Reflection for Today ▶️ ⏩ ⏹️
Blurred still from Alan Parker's 1976 film, Bugsy Malone. Like Jephthah, Bugsy is recruiting an army of indigent, homeless people—vain men—to take on a rival gang, stronger than his own.
Now Jephthah the Gileadite was a mighty man of valour, and he was the son of an harlot: and Gilead begat Jephthah. And Gilead's wife bare him sons; and his wife's sons grew up, and they thrust out Jephthah, and said unto him, Thou shalt not inherit in our father's house; for thou art the son of a strange woman. Then Jephthah fled from his brethren, and dwelt in the land of Tob: and there were gathered vain men to Jephthah, and went out with him.
— Judges 11:1-3
In reading the King James version of the Bible, it is easy to miss that Jephthah, after being cast from his family home due to his ignoble birth, becomes a bandit leader. The KJV uses the term vain men to describe what other translations more bluntly express as gang of scoundrels (NIV), band of worthless rebels (NLT) or worthless and unprincipled men (Amplified Bible). The word vain, more commonly used today to mean excessive pride or self-love also means to have the quality of being worthless or futile.1 Although the men attracted to Jephthah are described in such derogatory terms by later translations, more serious study of the term in the context of time and place reveals that these men were
"not wicked men, but empty men, whose pockets were empty; men without money...had nothing to live upon, no more than Jephthah, and he being a valiant man, they enlisted themselves under him."2
Their vanity was their emptiness, their lack of land, trade or income. The two translations that come closest to capturing this use the terms needy (Douay-Rheims Bible) and indigent (Catholic Public Domain Version). Typical of the period, where God's covenant with Israel was largely forgotten, these men, empty and needy, are the embodiment of the state of Israel which had become, spiritually, an empty and needy nation.
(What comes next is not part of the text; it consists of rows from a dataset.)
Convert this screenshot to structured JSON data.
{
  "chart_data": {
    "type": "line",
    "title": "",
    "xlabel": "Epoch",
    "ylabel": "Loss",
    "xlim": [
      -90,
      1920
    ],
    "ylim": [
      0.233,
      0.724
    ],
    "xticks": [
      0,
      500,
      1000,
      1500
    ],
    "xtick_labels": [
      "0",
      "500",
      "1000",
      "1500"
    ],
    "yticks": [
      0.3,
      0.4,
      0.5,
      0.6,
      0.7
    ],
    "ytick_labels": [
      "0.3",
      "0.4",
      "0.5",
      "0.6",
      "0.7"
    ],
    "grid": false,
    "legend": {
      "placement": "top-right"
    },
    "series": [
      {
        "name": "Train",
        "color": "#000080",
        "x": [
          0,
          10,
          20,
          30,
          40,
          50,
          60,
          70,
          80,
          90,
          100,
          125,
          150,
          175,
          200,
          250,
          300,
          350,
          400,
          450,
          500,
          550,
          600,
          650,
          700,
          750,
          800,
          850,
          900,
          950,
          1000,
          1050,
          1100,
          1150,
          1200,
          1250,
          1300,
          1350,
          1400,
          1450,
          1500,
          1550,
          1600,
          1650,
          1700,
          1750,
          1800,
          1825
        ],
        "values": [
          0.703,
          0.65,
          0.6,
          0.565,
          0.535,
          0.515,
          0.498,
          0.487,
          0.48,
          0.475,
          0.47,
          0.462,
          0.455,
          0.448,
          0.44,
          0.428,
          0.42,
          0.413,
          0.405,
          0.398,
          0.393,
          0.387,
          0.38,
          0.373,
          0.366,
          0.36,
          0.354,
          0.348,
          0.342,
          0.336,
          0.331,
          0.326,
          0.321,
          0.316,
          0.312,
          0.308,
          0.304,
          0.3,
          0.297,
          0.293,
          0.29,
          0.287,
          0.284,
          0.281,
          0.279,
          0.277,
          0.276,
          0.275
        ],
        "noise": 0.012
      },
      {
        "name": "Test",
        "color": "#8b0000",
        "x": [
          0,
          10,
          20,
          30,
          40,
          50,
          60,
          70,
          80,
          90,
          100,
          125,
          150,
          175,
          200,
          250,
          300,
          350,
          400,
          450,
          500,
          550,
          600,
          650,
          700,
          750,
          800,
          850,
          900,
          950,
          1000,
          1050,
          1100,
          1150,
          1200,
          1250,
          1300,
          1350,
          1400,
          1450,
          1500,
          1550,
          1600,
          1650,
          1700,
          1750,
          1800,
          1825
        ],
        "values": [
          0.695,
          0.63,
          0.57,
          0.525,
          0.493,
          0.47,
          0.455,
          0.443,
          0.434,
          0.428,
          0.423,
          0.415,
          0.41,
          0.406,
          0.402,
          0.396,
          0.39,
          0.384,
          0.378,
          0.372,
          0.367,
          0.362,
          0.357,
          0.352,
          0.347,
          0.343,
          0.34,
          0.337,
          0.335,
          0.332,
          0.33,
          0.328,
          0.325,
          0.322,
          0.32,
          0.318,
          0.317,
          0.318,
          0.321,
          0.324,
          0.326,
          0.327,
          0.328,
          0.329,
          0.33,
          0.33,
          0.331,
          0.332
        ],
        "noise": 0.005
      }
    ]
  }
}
When we look at those breaking the law today, the house-breakers, bag-snatchers (the common thieves, not the executive ones who are often held in awe) we generally consider them to be unprincipled scoundrels, bad men who should be locked up. Perhaps they are, perhaps this is what they have become, but they are also people with unmet needs, people with no worth and little money, perhaps lacking education and denied honest work. Couple this paucity with our society's message that money, cars and property give a man his worth it is no wonder our streets are rife with crime. Criminals are not born, they are made. We make them. Jesus, much later in the scriptures, has quite a lot to say about this!
1 The book of Ecclesiastes uses the word vanity in this sense: empty, futile, vapid.